You could add to your grandchildren’s 529 plans. When you invest in a 529 education savings plan, the earnings and withdrawals are federally tax-free, provided the money is used for qualified education expenses. As a grandparent, you can contribute to a 529 plan with your grandchildren as beneficiaries. And a 529 plan can be used for more than college – it can fund some programs at trade schools and K-12 expenses in some states. So, by putting some of your earned income to work in a 529 plan, you can help improve your grandchildren’s prospects.
You could reduce your debts. By the time you reach retirement, you may or may not have retired your mortgage, but you might have other debts on your books. If you can apply some of your earned income to these debts, you can improve your cash flow and possibly avoid dipping into your retirement accounts for short-term needs.
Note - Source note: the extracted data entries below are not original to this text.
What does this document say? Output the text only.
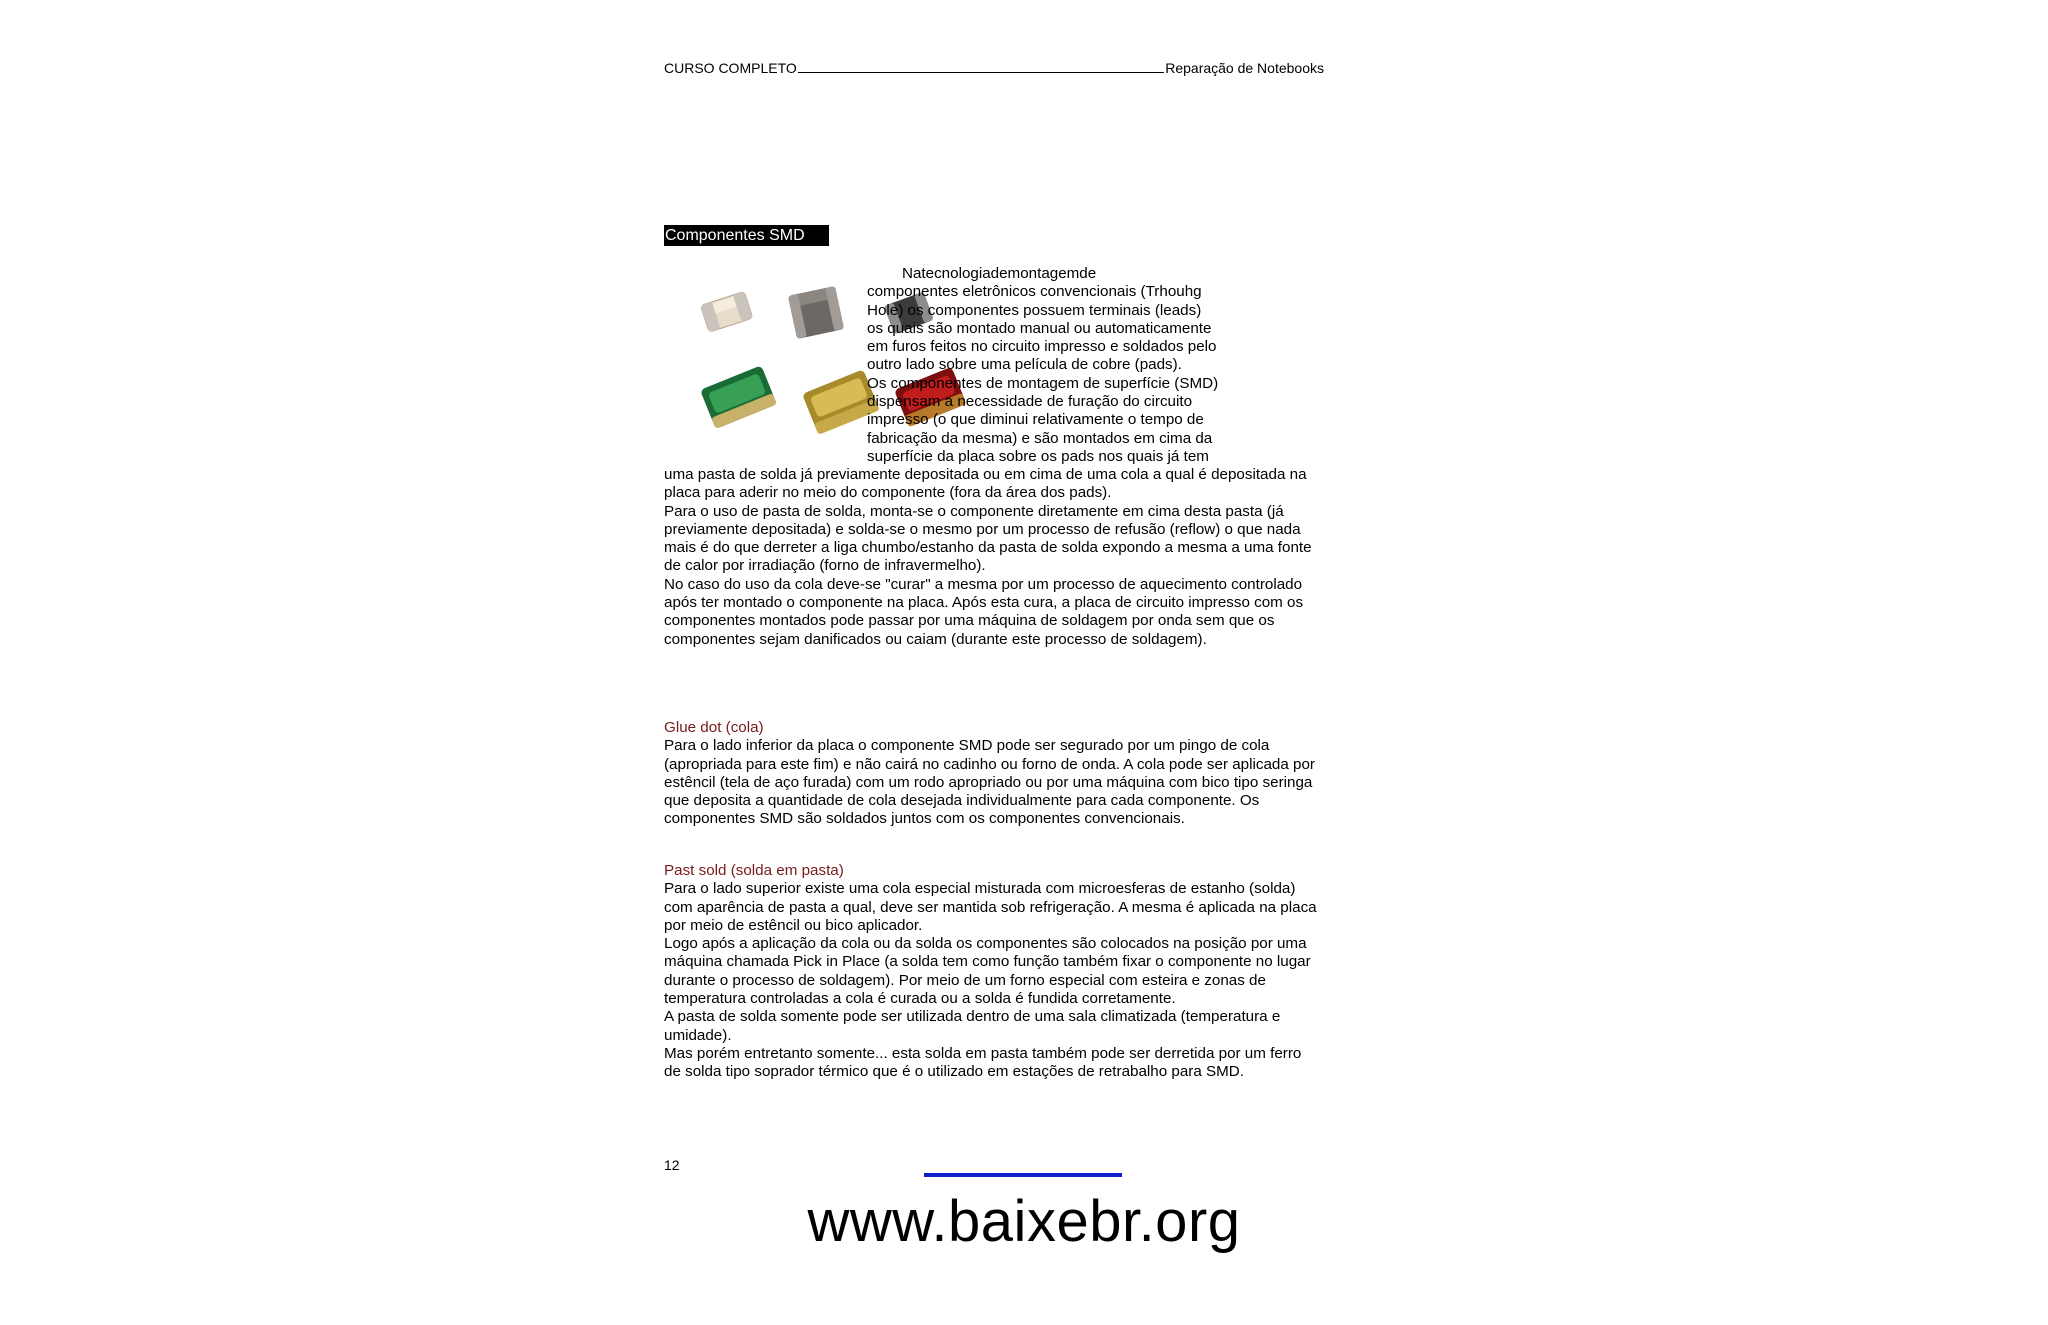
CURSO COMPLETO	Reparação de Notebooks
Componentes SMD

Natecnologiademontagemde

componentes eletrônicos convencionais (Trhouhg

Hole) os componentes possuem terminais (leads)

os quais são montado manual ou automaticamente

em furos feitos no circuito impresso e soldados pelo

outro lado sobre uma película de cobre (pads).

Os componentes de montagem de superfície (SMD)

dispensam a necessidade de furação do circuito

impresso (o que diminui relativamente o tempo de

fabricação da mesma) e são montados em cima da

superfície da placa sobre os pads nos quais já tem

uma pasta de solda já previamente depositada ou em cima de uma cola a qual é depositada na

placa para aderir no meio do componente (fora da área dos pads).

Para o uso de pasta de solda, monta-se o componente diretamente em cima desta pasta (já

previamente depositada) e solda-se o mesmo por um processo de refusão (reflow) o que nada

mais é do que derreter a liga chumbo/estanho da pasta de solda expondo a mesma a uma fonte

de calor por irradiação (forno de infravermelho).

No caso do uso da cola deve-se "curar" a mesma por um processo de aquecimento controlado

após ter montado o componente na placa. Após esta cura, a placa de circuito impresso com os

componentes montados pode passar por uma máquina de soldagem por onda sem que os

componentes sejam danificados ou caiam (durante este processo de soldagem).

Glue dot (cola)

Para o lado inferior da placa o componente SMD pode ser segurado por um pingo de cola

(apropriada para este fim) e não cairá no cadinho ou forno de onda. A cola pode ser aplicada por

estêncil (tela de aço furada) com um rodo apropriado ou por uma máquina com bico tipo seringa

que deposita a quantidade de cola desejada individualmente para cada componente. Os

componentes SMD são soldados juntos com os componentes convencionais.

Past sold (solda em pasta)

Para o lado superior existe uma cola especial misturada com microesferas de estanho (solda)

com aparência de pasta a qual, deve ser mantida sob refrigeração. A mesma é aplicada na placa

por meio de estêncil ou bico aplicador.

Logo após a aplicação da cola ou da solda os componentes são colocados na posição por uma

máquina chamada Pick in Place (a solda tem como função também fixar o componente no lugar

durante o processo de soldagem). Por meio de um forno especial com esteira e zonas de

temperatura controladas a cola é curada ou a solda é fundida corretamente.

A pasta de solda somente pode ser utilizada dentro de uma sala climatizada (temperatura e

umidade).

Mas porém entretanto somente... esta solda em pasta também pode ser derretida por um ferro

de solda tipo soprador térmico que é o utilizado em estações de retrabalho para SMD.

12
www.baixebr.org
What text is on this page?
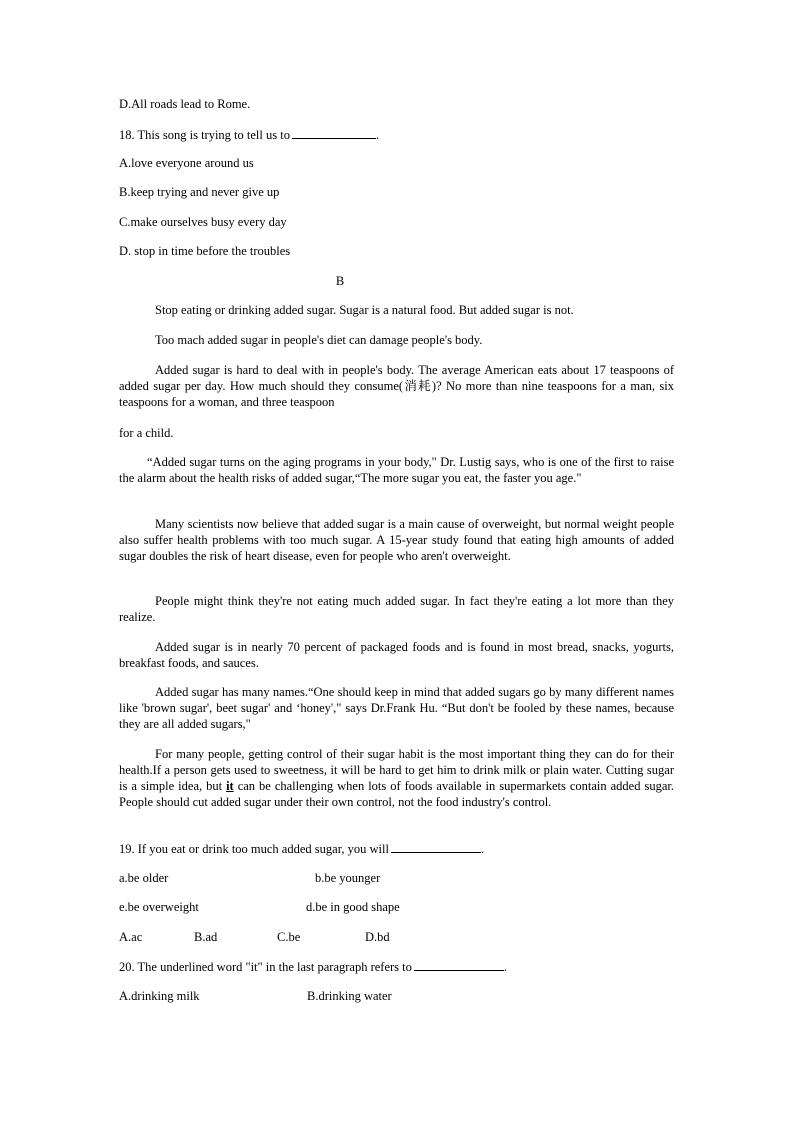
D.All roads lead to Rome.
18. This song is trying to tell us to	.
A.love everyone around us
B.keep trying and never give up
C.make ourselves busy every day
D. stop in time before the troubles
B
Stop eating or drinking added sugar. Sugar is a natural food. But added sugar is not.
Too mach added sugar in people's diet can damage people's body.
Added sugar is hard to deal with in people's body. The average American eats about 17 teaspoons of added sugar per day. How much should they consume(消耗)? No more than nine teaspoons for a man, six teaspoons for a woman, and three teaspoon
for a child.
“Added sugar turns on the aging programs in your body," Dr. Lustig says, who is one of the first to raise the alarm about the health risks of added sugar,“The more sugar you eat, the faster you age."
Many scientists now believe that added sugar is a main cause of overweight, but normal weight people also suffer health problems with too much sugar. A 15-year study found that eating high amounts of added sugar doubles the risk of heart disease, even for people who aren't overweight.
People might think they're not eating much added sugar. In fact they're eating a lot more than they realize.
Added sugar is in nearly 70 percent of packaged foods and is found in most bread, snacks, yogurts, breakfast foods, and sauces.
Added sugar has many names.“One should keep in mind that added sugars go by many different names like 'brown sugar', beet sugar' and ‘honey'," says Dr.Frank Hu. “But don't be fooled by these names, because they are all added sugars,"
For many people, getting control of their sugar habit is the most important thing they can do for their health.If a person gets used to sweetness, it will be hard to get him to drink milk or plain water. Cutting sugar is a simple idea, but it can be challenging when lots of foods available in supermarkets contain added sugar. People should cut added sugar under their own control, not the food industry's control.
19. If you eat or drink too much added sugar, you will	.
a.be older	b.be younger
e.be overweight	d.be in good shape
A.ac	B.ad	C.be	D.bd
20. The underlined word "it" in the last paragraph refers to	.
A.drinking milk	B.drinking water
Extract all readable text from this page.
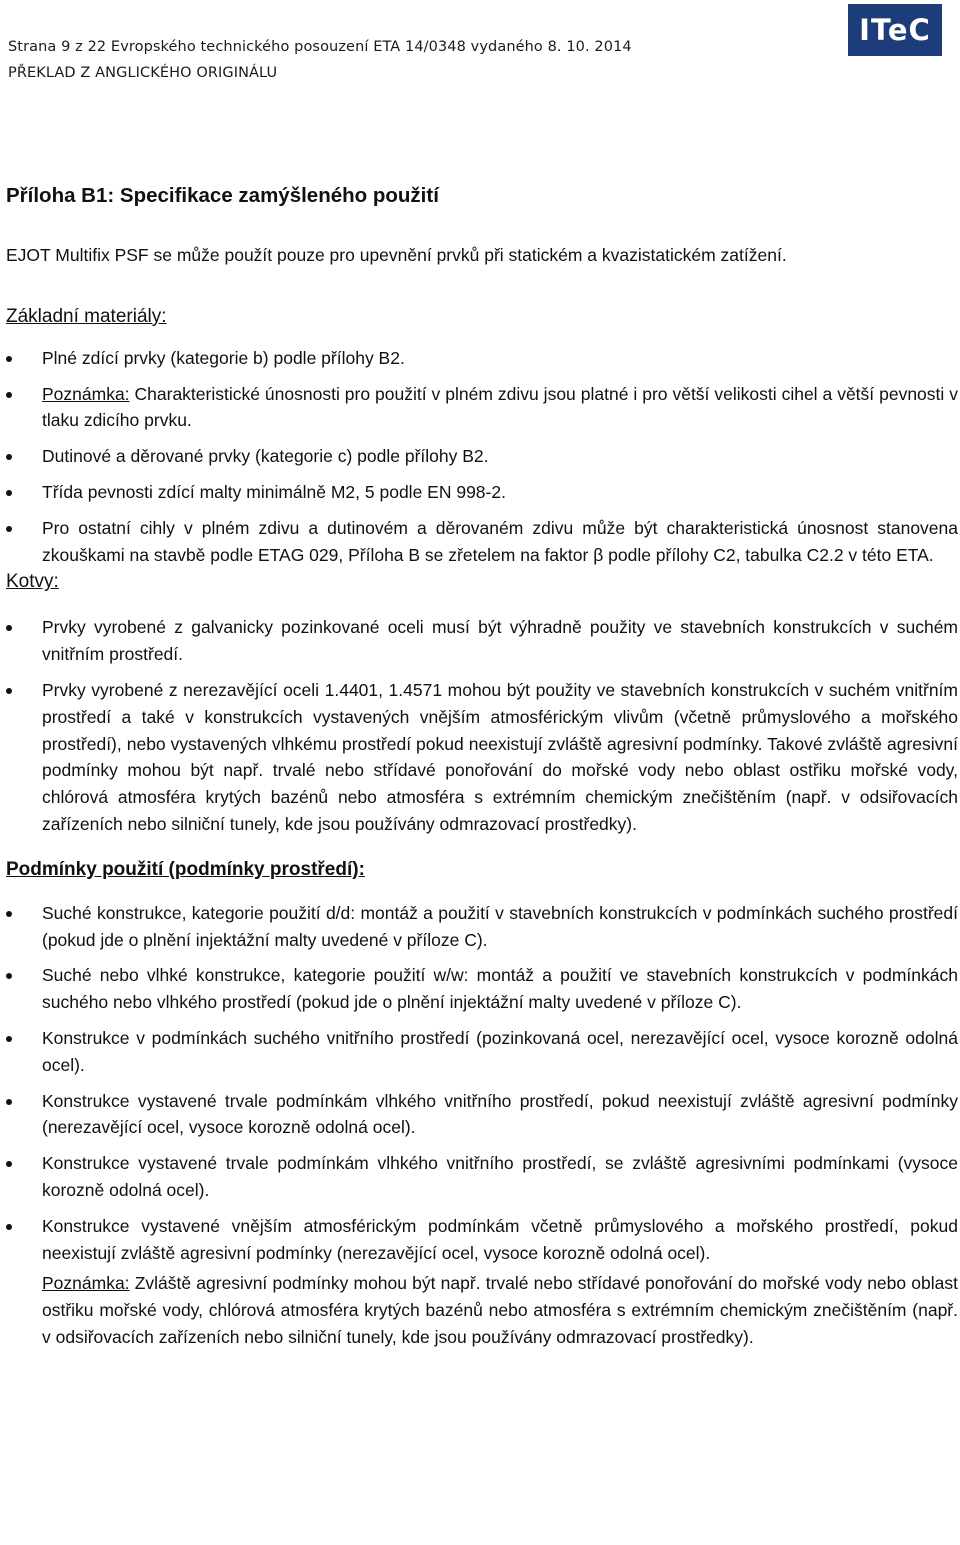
Strana 9 z 22 Evropského technického posouzení ETA 14/0348 vydaného 8. 10. 2014
PŘEKLAD Z ANGLICKÉHO ORIGINÁLU
ITeC
Příloha B1: Specifikace zamýšleného použití
EJOT Multifix PSF se může použít pouze pro upevnění prvků při statickém a kvazistatickém zatížení.
Základní materiály:
Plné zdící prvky (kategorie b) podle přílohy B2.
Poznámka: Charakteristické únosnosti pro použití v plném zdivu jsou platné i pro větší velikosti cihel a větší pevnosti v tlaku zdicího prvku.
Dutinové a děrované prvky (kategorie c) podle přílohy B2.
Třída pevnosti zdící malty minimálně M2, 5 podle EN 998-2.
Pro ostatní cihly v plném zdivu a dutinovém a děrovaném zdivu může být charakteristická únosnost stanovena zkouškami na stavbě podle ETAG 029, Příloha B se zřetelem na faktor β podle přílohy C2, tabulka C2.2 v této ETA.
Kotvy:
Prvky vyrobené z galvanicky pozinkované oceli musí být výhradně použity ve stavebních konstrukcích v suchém vnitřním prostředí.
Prvky vyrobené z nerezavějící oceli 1.4401, 1.4571 mohou být použity ve stavebních konstrukcích v suchém vnitřním prostředí a také v konstrukcích vystavených vnějším atmosférickým vlivům (včetně průmyslového a mořského prostředí), nebo vystavených vlhkému prostředí pokud neexistují zvláště agresivní podmínky. Takové zvláště agresivní podmínky mohou být např. trvalé nebo střídavé ponořování do mořské vody nebo oblast ostřiku mořské vody, chlórová atmosféra krytých bazénů nebo atmosféra s extrémním chemickým znečištěním (např. v odsiřovacích zařízeních nebo silniční tunely, kde jsou používány odmrazovací prostředky).
Podmínky použití (podmínky prostředí):
Suché konstrukce, kategorie použití d/d: montáž a použití v stavebních konstrukcích v podmínkách suchého prostředí (pokud jde o plnění injektážní malty uvedené v příloze C).
Suché nebo vlhké konstrukce, kategorie použití w/w: montáž a použití ve stavebních konstrukcích v podmínkách suchého nebo vlhkého prostředí (pokud jde o plnění injektážní malty uvedené v příloze C).
Konstrukce v podmínkách suchého vnitřního prostředí (pozinkovaná ocel, nerezavějící ocel, vysoce korozně odolná ocel).
Konstrukce vystavené trvale podmínkám vlhkého vnitřního prostředí, pokud neexistují zvláště agresivní podmínky (nerezavějící ocel, vysoce korozně odolná ocel).
Konstrukce vystavené trvale podmínkám vlhkého vnitřního prostředí, se zvláště agresivními podmínkami (vysoce korozně odolná ocel).
Konstrukce vystavené vnějším atmosférickým podmínkám včetně průmyslového a mořského prostředí, pokud neexistují zvláště agresivní podmínky (nerezavějící ocel, vysoce korozně odolná ocel).
Poznámka: Zvláště agresivní podmínky mohou být např. trvalé nebo střídavé ponořování do mořské vody nebo oblast ostřiku mořské vody, chlórová atmosféra krytých bazénů nebo atmosféra s extrémním chemickým znečištěním (např. v odsiřovacích zařízeních nebo silniční tunely, kde jsou používány odmrazovací prostředky).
Of course, you’ll also have to consider some issues if you end up working in retirement, particularly if you bring in a sizable amount of money. For example, if you’re earning income and collecting Social Security before you reach your “full” retirement age – which is likely between 66 and 67 – your monthly benefits will be reduced. (However, these “lost” benefits will be restored once you do reach your full retirement age.) Also, the added income could push you into a higher tax bracket or even cause you to pay the Medicare premium surcharge or the 3.8% surtax on net investment income if your income reaches certain levels. So, before embarking on any employment that may yield a large additional income, consult with your tax advisor.
Overall, though, the financial benefits of part-time employment income during your retirement years may be worth it – so give some thought to “unretiring.”